Bristol Palin and child
 
 
 
The media’s continual and increasingly furious and itemperate attacks on all of those who don’t agree with them politically are classic bullying tactics common to all authoritarian regimes.

A personal correspondent recently wrote me to suggest that it is unwise and wrong to take umbrage at David Letterman’s tasteless and unfunny joke about Bristol Paiin. Even if the joke was egregious, my correspondent wrote, we should turn the other cheek and not engage in victimology, which is a tactic of the left and thus to be avoided.

I agree that claims of group victimhood are craven, but that is not what is happening in the present case. To call people to account when the have committed real offenses is the right and necessary thing to do if wa are to have anything like a decent society.

Letterman’s attack on Alaska governor Sarah Palin’s family and the notorous Playboy hate-f-ck article are exactly that, and they are just the latest in a long, long string of outrages intended to hurt and humiliate people on the right. They are straightforward, classic bullying tactics. To oppose such attacks is not to indulge in victimology. Victimology is a false claim that one should not be held responsible for one’s actions because of one’s supposedly underprivileged background.

That is obviously not the case here. No one is saying that Palin and other conservatives shouldn’t have to defend their policy positions and statements. On the contrary, they should welcome that, and from what I’ve seen, on the whole they do. But these continuous personal attacks and ever-flowing stream of venom against all of those to the right of Nancy Pelosi are meant to stop discussion. That’s wrong, and while it’s best for each of us to rise above the fray when an offense is done to us, those of us whose profession or avocation is to comment on public events should take up the issue and point out these rotten activities.

Certainly no one can actually justify Letterman’s joke. In a good society it would be seen as an outrage, and he would be tarred and feathered, and Sarah Palin’s husband would be thought entirely justified in giving him a sound thrashing. The fact that Sarah Palin is a politician does not justify everything anybody may say or do to her.

Letterman went far beyond the pale by personally attacking Palin’s family. An honorable man would not do that. Even the Mafia doesn’t do that.

As to the content of his so-called joke, some have defended Letterman by arguing that he is correct to accuse Mrs. Palin of hypocrisy in supporting a social conservative agenda when her daughter had an illegitimate child. That is false for at least two reasons.

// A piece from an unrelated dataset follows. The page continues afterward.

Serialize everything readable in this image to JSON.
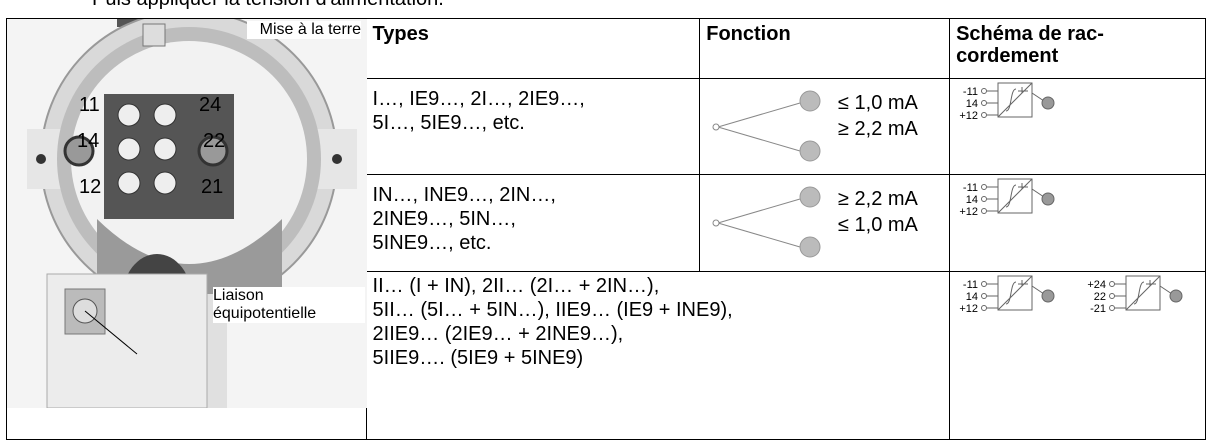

One, those who have ever had any children who have grown to adulthood know very well that no parent has control over what adolescents do. No, not one. You can raise them perfectly well, and still at adolescence they are replaced by aliens and become intransigent monsters until they snap out of it in their early twenties. It’s a natural process, and no parent has any control over it.

Thus the willingness of Letterman’s defenders to blame the parents for Bristol’s foolish error (which is exactly what it was, something to be pitied, not condemned) is possible only because they either have not raised children to adulthood themselves or did not pay any attention to what was going on around them. Thus it shows their ignorance, not wisdom.

Two, the very fact that Mrs. Palin’s daughter had an illegitimate child could be taken as a very good reason for Palin to take up a social conservative agenda or increase her devotion to it. In fact, Bristol Palin herself has done exactly that, supporting the abstinence movement as a way of helping young people avoid the problems she encountered as a teen. Seeing that Mrs. Palin has experienced the sad consequences of our current moral climate, a concern on her part about social issues could be seen as quite laudable.

But only if one were being fair and not simply trying to bully the opposition into leaving the discussion.

That’s why this is an important and valid issue and merits continuing coverage.